Bien que nouveaux sur le marché, nous voyons d'ores et déjà que quelques collectivités ont du mal à rembourser. Pourtant, leur situation financière, même si elle n'était que moyenne, n'était pas inquiétante quand elles ont emprunté chez nous, en 2012. On constate donc aujourd'hui une tension. Certes, le credit crunch lié à la crise de liquidité est terminé, mais, attention : cela peut revenir. En cas de tension sur les liquidités, les banques feront un arbitrage entre les clients bancarisables, c'est-à-dire les entreprises, et les clients non bancarisables, c'est-à-dire les collectivités. C'est ce qui s'est passé en 2012, car, pour financer une collectivité, il faut aller chercher de la liquidité sur le marché et celle-ci peut se tarir parce qu'elle vient des marchés internationaux.

Deuxième signal à surveiller sur les deux, trois ou cinq ans qui viennent, la dégradation de la solvabilité. Cela pourrait être une tendance lourde liée à la détérioration des recettes, notamment récurrentes, des collectivités.

Pour finir, on pourrait se demander si les collectivités ont encore besoin d'investir, puisqu'elles l'ont déjà beaucoup fait. Nos analyses nous amènent à conclure qu'elles en auront toujours besoin, pour deux raisons. Tout d'abord, il leur faut maintenir en état leur parc d'investissements. Ensuite, les besoins évoluent. J'en donnerai deux exemples.
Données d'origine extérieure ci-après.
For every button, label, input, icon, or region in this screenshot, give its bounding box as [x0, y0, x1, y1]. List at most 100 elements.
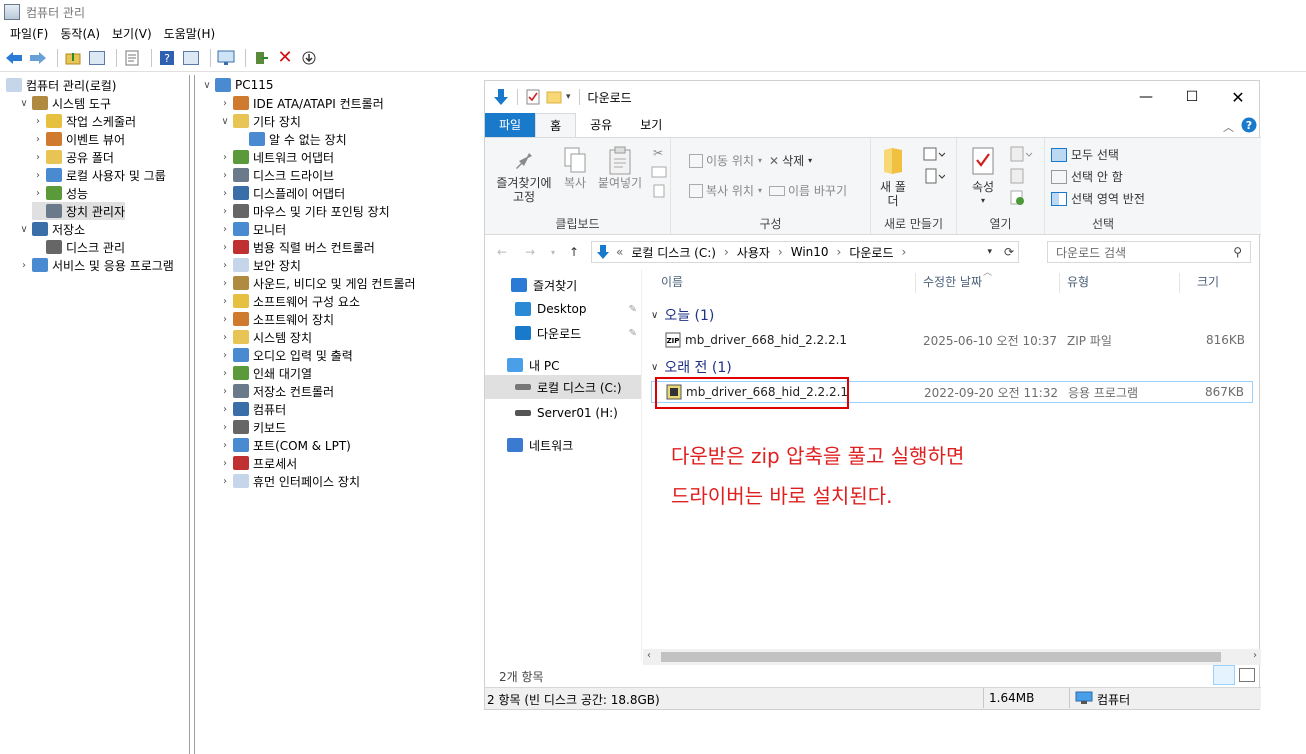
chevron-right-icon[interactable]: › [219, 170, 231, 181]
horizontal-scrollbar[interactable]: ‹ › [643, 649, 1261, 665]
scroll-right-icon[interactable]: › [1253, 650, 1257, 661]
chevron-right-icon[interactable]: › [219, 152, 231, 163]
nav-item[interactable]: 다운로드 ✎ [485, 321, 641, 345]
chevron-right-icon[interactable]: › [219, 332, 231, 343]
device-tree-item[interactable]: › 모니터 [219, 220, 286, 238]
console-tree-item[interactable]: ∨ 시스템 도구 [18, 94, 111, 112]
console-tree-item[interactable]: 컴퓨터 관리(로컬) [4, 76, 116, 94]
open-icon[interactable] [1009, 146, 1033, 162]
col-type[interactable]: 유형 [1067, 269, 1089, 295]
chevron-right-icon[interactable]: › [219, 350, 231, 361]
device-tree-item[interactable]: › 보안 장치 [219, 256, 301, 274]
device-tree-item[interactable]: › IDE ATA/ATAPI 컨트롤러 [219, 94, 384, 112]
device-tree-item[interactable]: › 사운드, 비디오 및 게임 컨트롤러 [219, 274, 416, 292]
copy-to-button[interactable]: 복사 위치 ▾ [689, 182, 762, 199]
scroll-thumb[interactable] [661, 652, 1221, 662]
monitor-icon[interactable] [216, 48, 236, 68]
group-header-today[interactable]: ∨ 오늘 (1) [651, 305, 714, 325]
easy-access-icon[interactable] [923, 168, 945, 184]
nav-item[interactable]: 즐겨찾기 [485, 273, 641, 297]
nav-up-icon[interactable]: ↑ [569, 245, 579, 259]
address-dropdown-icon[interactable]: ▾ [987, 247, 992, 257]
details-view-icon[interactable] [1213, 665, 1235, 685]
chevron-right-icon[interactable]: › [219, 476, 231, 487]
scroll-left-icon[interactable]: ‹ [647, 650, 651, 661]
chevron-right-icon[interactable]: › [32, 188, 44, 199]
console-tree-item[interactable]: › 성능 [32, 184, 88, 202]
console-tree-item[interactable]: › 서비스 및 응용 프로그램 [18, 256, 174, 274]
chevron-right-icon[interactable]: › [219, 224, 231, 235]
action-pane-icon[interactable] [181, 48, 201, 68]
chevron-right-icon[interactable]: › [219, 386, 231, 397]
col-size[interactable]: 크기 [1197, 269, 1219, 295]
console-tree-item[interactable]: › 이벤트 뷰어 [32, 130, 125, 148]
chevron-down-icon[interactable]: ∨ [18, 224, 30, 235]
console-tree-item[interactable]: › 공유 폴더 [32, 148, 114, 166]
large-icons-view-icon[interactable] [1239, 668, 1255, 682]
maximize-icon[interactable]: ☐ [1169, 81, 1215, 113]
device-tree-item[interactable]: › 컴퓨터 [219, 400, 286, 418]
nav-back-icon[interactable]: ← [497, 245, 507, 259]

Premièrement, les réseaux numériques sont aujourd'hui un facteur clé de l'attractivité des territoires. Une collectivité qui, de nos jours, n'est pas desservie par un réseau numérique peut être comparée à une collectivité qui n'était pas desservie par le train au XIXe siècle. Les réseaux numériques sont un peu les nouvelles infrastructures. Deuxièmement, tout ce qui est lié à la transition énergétique est aussi un enjeu d'investissement. S'agissant des investissements de renouvellement, soit de maintenance lourde, soit de reconstruction, notre service des études estime que le maintien en l'état du parc requiert 37 milliards d'euros d'investissements par an.